Kacey hat bereits in seinem ersten Film mit Ursula Meier, «Home», mit einer der besten Schauspielerinnen der Welt arbeiten können, mit Isabelle Huppert, und in dieser Arbeit einen gemeinsamen Weg mit Ursula Meier begonnen.

Zwischen «Action!» und «Cut»

Mit Isabelle Huppert vor der Kamera zu stehen, gab ihm die Chance, mit einer der Besten in das Spiel der Wirklichkeit einzutauchen. Ursula Meier lernte von beiden, wie sie den kleinen Jungen behüten, fördern und fordern konnte.

In «Kacey Mottet Klein, naissance d’un acteur» stellt die Regisseurin nun eine «Lektion Film» vor, und hält ein kleines Plädoyer für zukünftige Filme. Mit dem Off-Kommentar des in der Zwischenzeit erwachsenen jungen Schauspielers zeichnet sie Kaceys Weg vor der Kamera seit Kindertagen nach.

«Alles spielt sich zwischen Action und Cut ab», sagt Kacey Mottet Klein. «Dazwischen ist ein schwarzes Loch. Da vergisst sich der Körper.» Kacey spricht mit altmeisterlichem Vokabular über seine junge Kunst.

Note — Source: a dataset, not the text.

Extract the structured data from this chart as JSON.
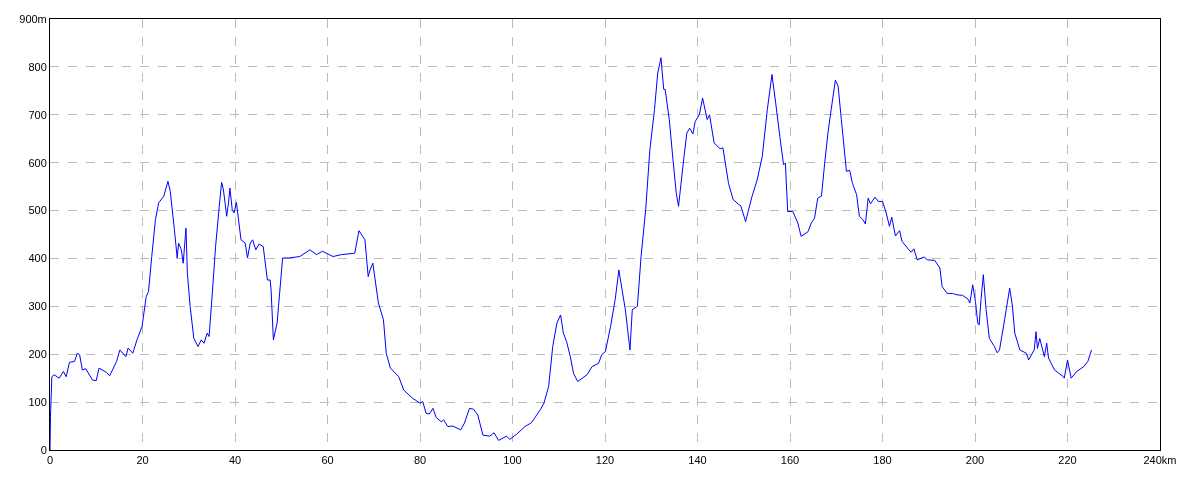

Er kann, wie kaum einer, sich und die Kamera vergessen, wenn er dreht. «Da handelt es sich nicht mehr darum, Text zu sagen. Sondern eine Figur in einer Situation zu sein.»

Als Zwölfjähriger fiele er so in «Sister» mit der Hauptrolle auf. Der Film wurde an der Berlinale 2012 mit dem Silbernen Bären ausgezeichnet und zeigt den Jungen in einem verzweifelten Kampf ums Überleben – hinter den Kulissen eines Schweizer Skiparadieses. Kacey dazu: «Ich beobachte Menschen, ihre Körper, ihre Bewegungen, suche nach meinen Gefühlen, und dann heisst es Action und dann ist da nur noch ein schwarzes Loch.»

«Kacey Mottet Klein, naissance d’un acteur» macht klar, dass viel Zukunft vor Kacey liegt: Ursula Meier hat in dem Film die Erfahrung eines Kindes eingefangen, das vor der Kamera gelernt hat, Darsteller zu sein, und vielleicht einmal einer wird wie die Alt-Stars Charlotte Rampling und Tom Courtenay («45 Years»), die für ihre Darstsellung den Silbernen Bären erhielten.